I think we can potentially benefit from this bit explicitness here. One reason is that these operation names will be directly viewed by the customers. Not just visible. They will for sure look at those checkpoints. I can even picture customers go look for trace-ids from these checkpoints and directly jump to our traces. Another reason is that _dd actually has a higher chance of collision. I actually once looked into a support case where the customer services also had a ton of stuff that starts with dd* something.
As for the size limits, I put more details in my design doc. But in short, I think our stuff's size is negligible.
|
|
||
| import hashlib | ||
| import json | ||
| import threading |
There was a problem hiding this comment.
We should should avoid using the theading library directly, this can cause stability issues in forked enviornments.

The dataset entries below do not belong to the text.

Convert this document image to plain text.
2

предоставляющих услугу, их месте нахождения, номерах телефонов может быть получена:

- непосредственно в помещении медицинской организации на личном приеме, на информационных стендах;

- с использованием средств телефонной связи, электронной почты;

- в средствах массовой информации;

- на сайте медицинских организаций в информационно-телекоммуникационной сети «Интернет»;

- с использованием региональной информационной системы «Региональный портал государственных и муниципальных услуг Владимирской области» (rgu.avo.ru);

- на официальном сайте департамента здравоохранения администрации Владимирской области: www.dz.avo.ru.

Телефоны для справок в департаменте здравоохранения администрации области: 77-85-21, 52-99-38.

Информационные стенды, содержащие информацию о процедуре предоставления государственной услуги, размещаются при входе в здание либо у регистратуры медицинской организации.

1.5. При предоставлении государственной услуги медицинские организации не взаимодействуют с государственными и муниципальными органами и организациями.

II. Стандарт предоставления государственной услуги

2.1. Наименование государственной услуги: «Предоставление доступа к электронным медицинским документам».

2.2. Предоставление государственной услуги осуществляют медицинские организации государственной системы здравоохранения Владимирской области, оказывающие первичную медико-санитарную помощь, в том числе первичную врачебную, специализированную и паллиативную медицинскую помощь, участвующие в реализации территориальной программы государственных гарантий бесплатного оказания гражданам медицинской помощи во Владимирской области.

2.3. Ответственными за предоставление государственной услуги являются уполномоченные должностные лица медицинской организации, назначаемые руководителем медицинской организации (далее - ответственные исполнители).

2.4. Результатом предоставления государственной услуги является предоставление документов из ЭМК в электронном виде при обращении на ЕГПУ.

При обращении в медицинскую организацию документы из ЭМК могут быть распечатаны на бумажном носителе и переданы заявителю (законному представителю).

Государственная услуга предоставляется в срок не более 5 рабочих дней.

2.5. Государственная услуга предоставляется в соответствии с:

We should use this module instead: https://github.com/DataDog/dd-trace-py/blob/main/ddtrace/internal/threads.py
There was a problem hiding this comment.
Fixed — swapped to ddtrace.internal.threads.Lock.
Quick follow-up: is this something most Python devs would catch on instinct, or is it pretty specific to ddtrace's constraints (gevent monkey-patching, forked workers)? If it's the latter, would it be worth a lint rule or CI grep that flags import threading / threading.Lock in new code under ddtrace/? Let me know and I can open a PR for that.
| try: | ||
| setattr(state, _STATE_NEXT_N_ATTR, n + 1) | ||
| except Exception: | ||
| log.debug("Could not advance checkpoint counter", exc_info=True) |
There was a problem hiding this comment.
To add to this, can we make the debug logs a bit more actionable. Just from the message it's difficult to debug and dive deeper into root causes. We should include some info about the state and in this case why we could not advance (this could be captured in exc_info but that might not be the case everywhere.
…ableContext and has .state
…tability issues in forked enviornments
Description
This adds Datadog trace-context checkpointing for AWS Durable Execution workflows so traces can continue across Lambda invocations when a workflow suspends and later resumes.
When a durable handler raises
SuspendExecution, the integration now appends an async synthetic_datadog_{N}STEP containing the current propagation headers. On replay,datadog-lambda-pythoncan read the latest checkpoint and reactivate the trace context before the workflow continues. And that part is in the datadog-lambda-python PR#818The checkpoint writer also:
Testing
tests/contrib/aws_durable_execution_sdk_python/test_trace_checkpoint.pyfor header stabilization, parent-id anchoring/reuse,traceparentrewriting, replay diff suppression, checkpoint numbering, concurrent allocation, and no-op failure paths.Risks
Low to medium. This only writes Datadog checkpoint metadata on the
SuspendExecutionpath, and failures in the checkpoint writer are swallowed so workflow execution should not be affected.The main behavioral risks are:
_datadog_*prefixstate.operations,create_checkpoint, or operation parent IDsNote
To avoid creating too many checkpoints, we are excluding the
dd=p:part when comparing the tracecontext.Diffing the new headers against the stored payload of the highest-N existing
_datadog_*operation suppresses redundant writes; onlyx-datadog-parent-idand thedd=p:entry oftracestateare stripped before comparison so sampling priority, decision-maker, origin, and propagation tags still trigger a fresh save when they change.